Could we do it now? Could Americans muster the kind of industrial might and intestinal fortitude demonstrated during World War II?
That is one of the lingering questions after viewing a small new exhibit at Pearson Air Museum. The museum has added a couple panels highlighting the Kaiser shipyard that transformed Vancouver during World War II, helped decide a global conflict, and then disappeared. Before the war, Vancouver had 18,000 residents; by 1944, the shipyard alone had 38,000 employees and the population of the city had tripled.
In “Images of America: Downtown Vancouver,” local historian Pat Jollota writes, “Vancouver boomed as never before, becoming a 24-hour-a-day city. New businesses opened. Wages were high, and people had money to spend. With rationing in effect, there wasn’t much to spend it on. Except war bonds. As they had done during World War I, people crowded into the banks to buy bonds. Schoolchildren bought savings stamps in class. Thousands of soldiers passed through the barracks and came into town for last flings before shipping out. Restaurants, bars and night clubs thrived.”
The Vancouver Housing Authority was formed and wartime homes were constructed at Fruit Valley, Ogden Meadows, Fourth Plain Village, Bagley Downs, Burton Homes and McLoughlin Heights, which Jollota claims was the largest wartime development west of New York.
The genesis was Henry J. Kaiser’s shipyard. His role in turning Vancouver into a modern city cannot be overstated, a fact that makes the shipyard and its history endlessly fascinating. Kaiser created mini-cities to serve his employees, with schools, child care facilities, and hospitals; his health care plan for workers survives today as Kaiser Permanente.
While all of this is significant in understanding the history and development of Vancouver, it also generates broader questions of national importance. You know, like, “Could we do it now?”
World War II often is lauded as the pinnacle of American achievement and influence, as a bucolic era of national perfection fueled by “The Greatest Generation.” This is somewhat overstated, with a towering victory over tyrants and despots allowing national resolve to overshadow the nation’s pockmarks at the time.
After all, we emerged from World War II as the world’s lone superpower, but still were tainted by institutional racism and Jim Crow laws in much of the country. It is difficult to insist that America was at its best when many citizens could not use a particular drinking fountain or restroom. It is hard to claim that the United States was living up to its ideals when citizens of Japanese descent had their possessions seized while they were sent to internment camps.
That’s not a criticism, just an acknowledgment that history is never as shiny and unblemished as we sometimes like to pretend.
The story of Vancouver
Yet the tale of the Vancouver Shipyard — at Ryan Point, slightly upstream along the Columbia River from where Beaches restaurant now sits — represents a microcosm of an enormous story of shared commitment. The facility churned out ships around the clock, building 50 escort aircraft carriers (“baby flattops”) and dozens of other vessels by the end of the war, reflecting a sense of national purpose not seen since.

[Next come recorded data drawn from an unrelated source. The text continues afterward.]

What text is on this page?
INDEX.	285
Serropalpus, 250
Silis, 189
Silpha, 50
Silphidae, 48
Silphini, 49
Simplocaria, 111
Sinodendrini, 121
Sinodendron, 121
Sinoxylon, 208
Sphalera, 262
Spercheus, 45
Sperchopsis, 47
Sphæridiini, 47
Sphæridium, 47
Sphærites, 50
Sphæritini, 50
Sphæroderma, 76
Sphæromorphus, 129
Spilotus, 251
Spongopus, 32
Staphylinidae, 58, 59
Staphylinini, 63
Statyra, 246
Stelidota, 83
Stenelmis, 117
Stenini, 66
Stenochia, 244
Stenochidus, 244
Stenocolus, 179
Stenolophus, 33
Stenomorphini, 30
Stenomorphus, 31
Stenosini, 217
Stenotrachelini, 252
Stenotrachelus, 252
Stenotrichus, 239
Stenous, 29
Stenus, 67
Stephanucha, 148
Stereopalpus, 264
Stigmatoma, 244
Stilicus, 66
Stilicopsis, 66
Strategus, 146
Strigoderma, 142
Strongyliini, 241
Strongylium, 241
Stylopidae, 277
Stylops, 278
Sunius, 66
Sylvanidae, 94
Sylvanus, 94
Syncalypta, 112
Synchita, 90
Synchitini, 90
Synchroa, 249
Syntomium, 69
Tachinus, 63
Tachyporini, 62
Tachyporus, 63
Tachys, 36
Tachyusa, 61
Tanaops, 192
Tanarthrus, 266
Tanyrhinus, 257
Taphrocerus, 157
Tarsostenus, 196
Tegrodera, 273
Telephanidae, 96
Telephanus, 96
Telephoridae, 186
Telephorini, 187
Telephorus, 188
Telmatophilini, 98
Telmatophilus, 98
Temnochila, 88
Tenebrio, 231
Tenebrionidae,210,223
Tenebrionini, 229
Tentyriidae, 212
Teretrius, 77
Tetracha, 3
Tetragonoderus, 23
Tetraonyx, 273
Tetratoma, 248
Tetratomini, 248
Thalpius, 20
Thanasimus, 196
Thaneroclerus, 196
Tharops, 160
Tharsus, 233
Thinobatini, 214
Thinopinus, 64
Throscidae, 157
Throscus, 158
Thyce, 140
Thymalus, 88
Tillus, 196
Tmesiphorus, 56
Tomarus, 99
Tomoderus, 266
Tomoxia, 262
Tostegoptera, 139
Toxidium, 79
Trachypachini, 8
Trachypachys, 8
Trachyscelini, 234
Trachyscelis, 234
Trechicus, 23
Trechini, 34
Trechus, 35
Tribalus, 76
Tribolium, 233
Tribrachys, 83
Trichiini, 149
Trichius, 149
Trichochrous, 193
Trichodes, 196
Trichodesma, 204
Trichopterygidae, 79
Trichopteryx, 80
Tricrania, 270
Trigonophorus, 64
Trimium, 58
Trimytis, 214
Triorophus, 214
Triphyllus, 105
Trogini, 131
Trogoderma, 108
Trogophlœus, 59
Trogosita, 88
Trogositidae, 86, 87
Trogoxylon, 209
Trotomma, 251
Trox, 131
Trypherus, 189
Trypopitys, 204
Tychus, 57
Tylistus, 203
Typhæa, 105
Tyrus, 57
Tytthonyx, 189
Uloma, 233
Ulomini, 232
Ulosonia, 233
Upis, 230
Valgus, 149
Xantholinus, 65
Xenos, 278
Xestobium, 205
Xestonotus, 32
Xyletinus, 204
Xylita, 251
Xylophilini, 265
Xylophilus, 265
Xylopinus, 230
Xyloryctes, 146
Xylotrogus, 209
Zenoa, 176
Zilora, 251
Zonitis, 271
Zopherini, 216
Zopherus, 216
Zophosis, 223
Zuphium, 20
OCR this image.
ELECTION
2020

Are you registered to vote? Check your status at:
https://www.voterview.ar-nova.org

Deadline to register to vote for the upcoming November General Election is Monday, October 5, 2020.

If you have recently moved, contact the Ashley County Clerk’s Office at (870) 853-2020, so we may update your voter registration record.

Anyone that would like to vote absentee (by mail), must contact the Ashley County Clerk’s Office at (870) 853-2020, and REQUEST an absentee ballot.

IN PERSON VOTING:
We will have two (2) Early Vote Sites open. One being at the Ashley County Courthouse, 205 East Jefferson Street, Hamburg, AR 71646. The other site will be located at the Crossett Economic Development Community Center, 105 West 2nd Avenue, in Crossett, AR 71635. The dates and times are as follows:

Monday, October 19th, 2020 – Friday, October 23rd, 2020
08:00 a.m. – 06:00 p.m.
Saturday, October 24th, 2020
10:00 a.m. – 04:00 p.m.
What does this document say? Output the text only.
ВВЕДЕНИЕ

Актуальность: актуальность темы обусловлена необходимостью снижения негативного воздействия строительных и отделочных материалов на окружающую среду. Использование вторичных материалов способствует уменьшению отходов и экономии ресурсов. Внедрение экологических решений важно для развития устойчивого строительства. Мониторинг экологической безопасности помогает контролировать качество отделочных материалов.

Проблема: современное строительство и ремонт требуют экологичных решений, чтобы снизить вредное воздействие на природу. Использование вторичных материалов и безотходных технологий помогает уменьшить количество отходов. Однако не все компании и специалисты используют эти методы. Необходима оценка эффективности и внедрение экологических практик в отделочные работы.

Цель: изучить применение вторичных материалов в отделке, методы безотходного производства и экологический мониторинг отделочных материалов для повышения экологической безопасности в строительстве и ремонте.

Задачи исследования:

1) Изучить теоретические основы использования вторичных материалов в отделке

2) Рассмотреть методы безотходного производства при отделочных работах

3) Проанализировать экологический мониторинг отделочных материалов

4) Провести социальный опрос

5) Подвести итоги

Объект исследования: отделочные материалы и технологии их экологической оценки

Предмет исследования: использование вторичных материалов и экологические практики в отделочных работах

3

Consider this: Americans during World War II were subject to the rationing of food and supplies. In contrast, President George W. Bush launched wars in Afghanistan and Iraq while simultaneously enacting sweeping tax cuts. The implicit lesson was that we can conduct wars by proxy, without commitment or sacrifice from average Americans — a lesson that undermines this nation’s greatness and obfuscates the horror that is war.
All of that might be reading too much into three panels at Pearson Air Museum that help tell the story of Vancouver. But in pondering that story, it is worthwhile to consider how it fits into the larger tale of the United States.